I tried making it up to her by offering to get her another dog, but she declined.
I even had her comfortable driving behind the wheel again.
Those small things, I thought that she would appreciate considering what had happened, but she didn’t.
Not to mention, whenever OJ came around, she kept her distance.
And I mean, really kept her distance. If he came into a room she was in, she walked out.
When he spoke to her, she didn’t even respond, or if she did open her mouth to him, it was to tell him to come to me.
That pissed me off because he was just a kid, and what he did was an accident.
You couldn’t tell her that, though. She thought my son deliberately let her dog out to purposely hurt her.
As the months went by and her belly grew, so did the pounds she put on, and between her body and her attitude, I was starting to get disgusted by her.
Talking to T’asia at the club was easier than discussing shit with her.
Hell, even Shenell and I had gotten on good talking terms over the months.
Our coparenting was top-notch, and she even became a listening ear when I wanted to vent.
I was trying with Cayla, and I mean really trying.
The additional spare bedroom in the house went to our daughter, Oriana.
It was decorated in shades of pink that were so fitting for a princess.
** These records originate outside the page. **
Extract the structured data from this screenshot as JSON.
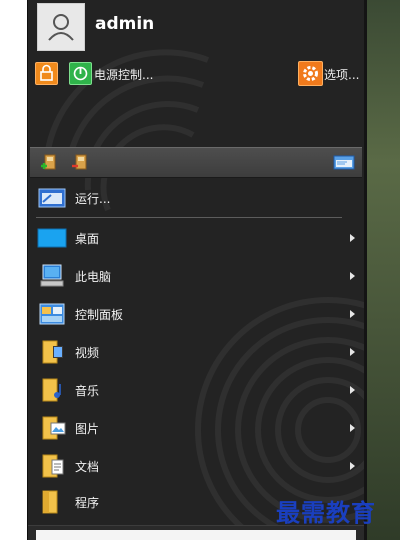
{
  "user": {
    "name": "admin"
  },
  "top_row": {
    "lock_icon": "lock-icon",
    "power_label": "电源控制...",
    "options_label": "选项..."
  },
  "toolbar": {
    "add_icon": "add-shortcut-icon",
    "remove_icon": "remove-shortcut-icon",
    "window_icon": "window-icon"
  },
  "run": {
    "label": "运行..."
  },
  "menu_items": [
    {
      "label": "桌面",
      "icon": "desktop-icon",
      "submenu": true
    },
    {
      "label": "此电脑",
      "icon": "computer-icon",
      "submenu": true
    },
    {
      "label": "控制面板",
      "icon": "control-panel-icon",
      "submenu": true
    },
    {
      "label": "视频",
      "icon": "video-folder-icon",
      "submenu": true
    },
    {
      "label": "音乐",
      "icon": "music-folder-icon",
      "submenu": true
    },
    {
      "label": "图片",
      "icon": "pictures-folder-icon",
      "submenu": true
    },
    {
      "label": "文档",
      "icon": "documents-folder-icon",
      "submenu": true
    },
    {
      "label": "程序",
      "icon": "programs-folder-icon",
      "submenu": false
    }
  ],
  "watermark": "最需教育",
  "colors": {
    "menu_bg": "#232323",
    "lock_orange": "#f08a1c",
    "power_green": "#2fb34a",
    "options_orange": "#f07a1c",
    "watermark_blue": "#1a3fbf"
  }
}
We were just waiting for her arrival. I even tried to make decorating her room a family thing, but once OJ came in the room with his paintbrush, she snapped and yelled for him to go finish playing in his room, which caused me to defend his ass.
I get being mad, but yelling at my kid was out.
I let the whole block hear my anger when I stepped in front of him to scold her ass.
It had been quiet around this muthafucka since then.
When OJ’s birthday came around, she didn’t say shit, so when it was time for her, I didn’t say shit either.
My old ways were on the horizon, and in that moment, I could have slapped the taste out of her fucking mouth.
Lately, she had been picking at my growth.
I was still a work in progress, and I was proud that I was able to keep my hands to myself.
We walked past each other and didn’t speak sometimes, and honestly, I liked it that way.
She would go out and have dinner with Zy from time to time, leaving me alone in the house.
We stopped going out together. I was doing my thing while she was doing hers.
A dog dying caused us to fall off track this much, but honestly, I wasn’t trying to fix things.
On this night in particular, we had gotten into it before she even walked out the door to have dinner with Zy.
Just thinking about how she was telling me that my son was evil-spirited like me had me ready to choke the fuck out of her.
How could she ever speak about a child like that?
She thought we were evil-spirited, and I was gonna show her exactly how evil a nigga could get.
She had no idea the kind of demon that lay dormant in me, but her ass was about to find out.